Observing the products of stellar evolution in the old open cluster M67 with APOGEE

TL;DR

This study uses APOGEE data to analyze the [C/N] ratio in stars of the open cluster M67, providing insights into stellar evolution and calibrating age indicators based on chemical abundances.

Contribution

It offers a detailed chemical analysis of M67 stars, highlighting an [N/Fe] offset and establishing a precise [C/N] ratio at the first dredge-up for age calibration.

Findings

[C/N] at FDU is -0.46 dex, constraining age calibration.

[N/Fe] abundance is overestimated by ~0.2 dex in subgiants.

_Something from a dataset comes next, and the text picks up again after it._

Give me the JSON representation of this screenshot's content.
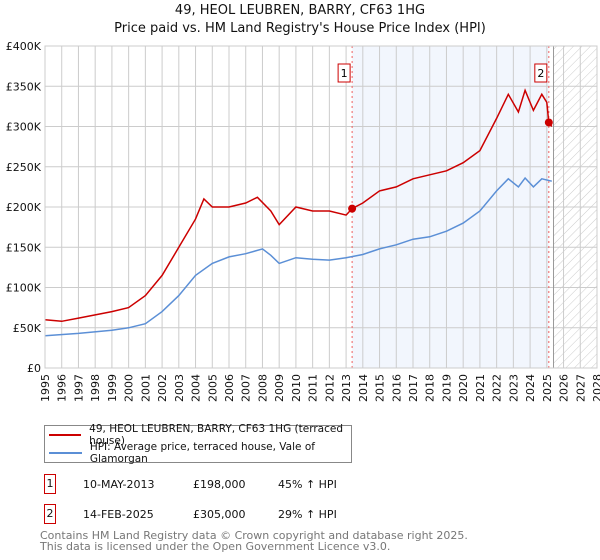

No evidence of additional mixing processes after the RGB bump.

Abstract

Recent works have shown how the [C/N] ratio in stars after the first dredge-up (FDU) can be used as an age estimator in virtue of its dependence on stellar mass. For this purpose, precise predictions of the surface chemical composition before and after the mixing takes place in the convective envelope of subgiant stars are necessary. Stellar evolution models can provide us with such predictions, although a comparision with objects of known age is needed for calibration. Open clusters are excellent test cases, as they represent a single stellar population for which the age can be derived through, e.g., isochrone fitting. In this study, we present a detailed analysis of stars belonging to the well-known open cluster M67 observed by the APOGEE survey in the twelfth data release of the Sloan Digital Sky Survey and whose chemical properties were derived with the ASPCAP pipeline. We find that the [C/N] abundance of subgiant branch stars is overestimated by $\sim0.2$ dex due to an offset in the determination of the [N/Fe] abundance. Stars on the red giant branch and red clump are shown not to be affected by this offset. We derive $\text{[C/N]}_{FDU}=-0.46\pm 0.03$ dex, which poses a strong constraint on calibrations of $\text{[C/N]}_{FDU}$ as age indicator. We also do not find any clear signature of additional chemical mixing processes that set in after the red giant branch bump. The results obtained for M67 indicate the importance of conducting high-resolution spectroscopic studies of open clusters of different ages in order to establish an accurate age-dating method for field stars.